The euro edged higher on Thursday, driven by reports about UK Prime Minister Theresa May winning cabinet approval for her draft Brexit plan, although uncertainty over whether the agreement will secure parliamentary approval kept gains in check.
Against the US dollar, the euro rose 0.07 percent to 1.1318, while the sterling fell 1.2 percent to 1.2828 after marking a high of 1.3071 in the previous session.
Head of currency strategy Ray Attrill stated that getting the draft approved by the parliament will be extremely challenging and that is why gains of the sterling are capped at 1.3. It is unclear when that vote will occur.
With the British Prime Minister winning the support of her Cabinet for a European Union (EU) divorce deal on Wednesday, the euro and sterling climbed 0.8 percent and 1.2 percent against the greenback, respectively, from their intraday lows hit on Monday.
The draft Brexit accord with the EU sealed on Tuesday would allow the UK to depart from the bloc with an arrangement that prevents a hard Brexit outcome. However, EU chief negotiator Michel Barnier warned that a smooth UK exit is still a long way to go and potentially difficult.
Further gains are also expected to be limited as traders are reluctant to place bullish bets, following Italy’s resubmission of its draft 2019 budget to the European Commission.
Italy’s growth and deficit assumptions in the plan were similar to the draft rejected for breaching EU policies, which aggravates its dispute with the EU over its fiscal policy.
US Dollar Steady but Remains Off a 16-month Peak
The US dollar held firm against a currency basket on Thursday, but remained below its 16-month high reached on Monday.
The US dollar index, a measure of the greenback’s strength against a basket peers, added 0.2 percent to $96.93.

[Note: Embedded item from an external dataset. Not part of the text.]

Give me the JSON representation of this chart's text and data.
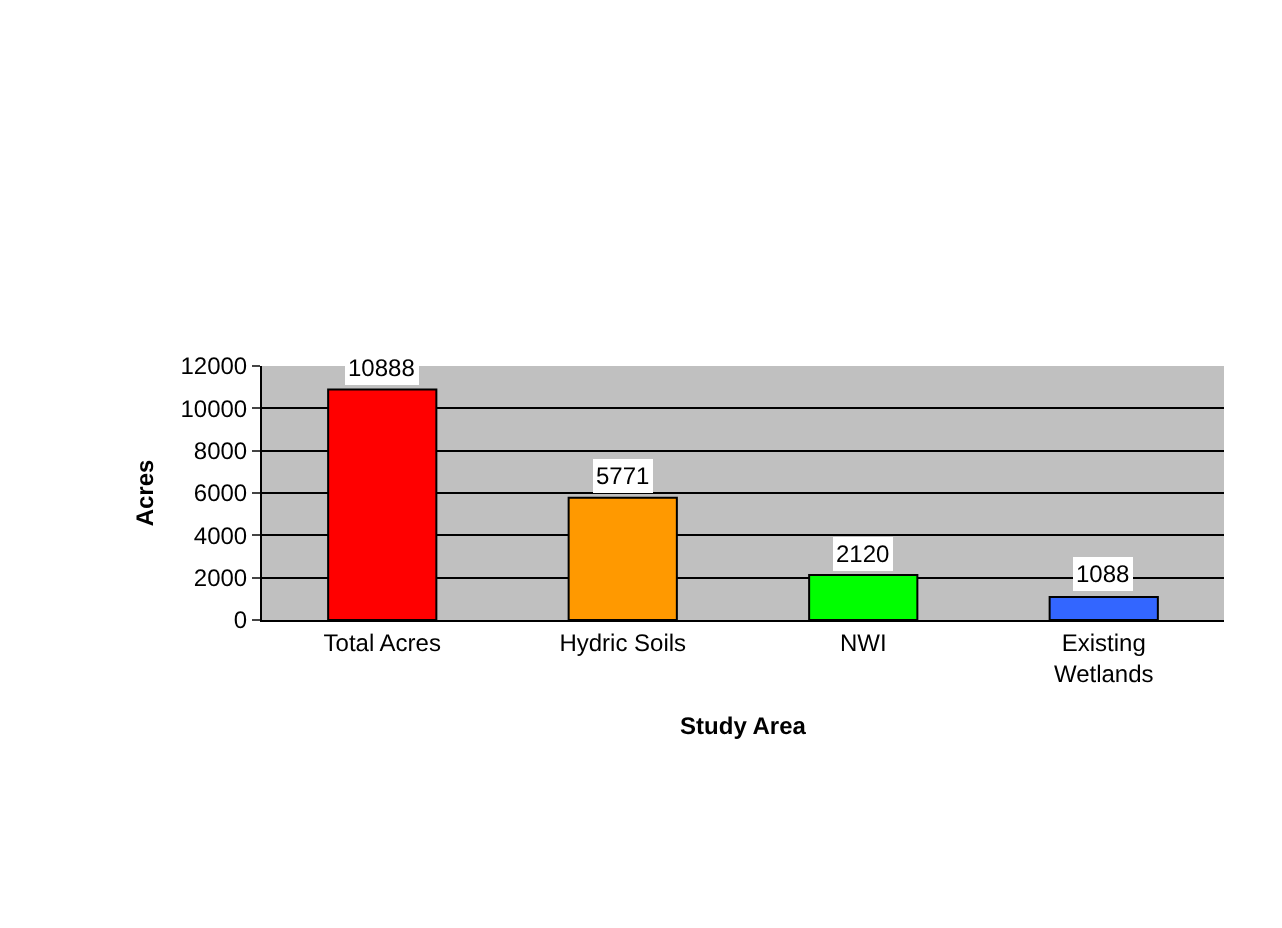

Gains in the euro and pound have caused the recent correction in the dollar index. The two currencies, together, account for about 70 percent of the weight in the index.
Against the yen, the dollar shed 0.2 percent to 113.37. The safe-haven currency had surged in the past two sessions against the greenback, but investors still see the dollar as the more preferred flight-to-safety currency over the yen and the Swiss Franc.
Chief currency strategist Adam Cole believes a key factor pushing the pair higher is the emergence of ready buyers on declines in the form of domestic investors purchasing unhedged US bonds and taking hedges off existing holdings.
Still, analysts see strong support for the dollar despite the euro’s and sterling’s outperformance over the greenback and amid worries over Brexit and global trade tensions.
Attrill also said the dollar’s fundamentals remain firm due to a strong US economy and growing wage pressures which will keep the Federal Reserve on track for further rate hikes.
A rate hike in December is fully priced in and the next lift-off in rates will most likely be in March next year, which is likely to support the dollar, according to Attrill.
Fed Chair Jerome Powell expressed optimism in the US economy on Wednesday, stating that markets will have to get used to the idea that the central bank could raise rate at any time starting next year.
Meanwhile, a better-than-expected job data helped the Australian dollar advanced by 0.6 percent to 0.7281 against its US counterpart on Thursday.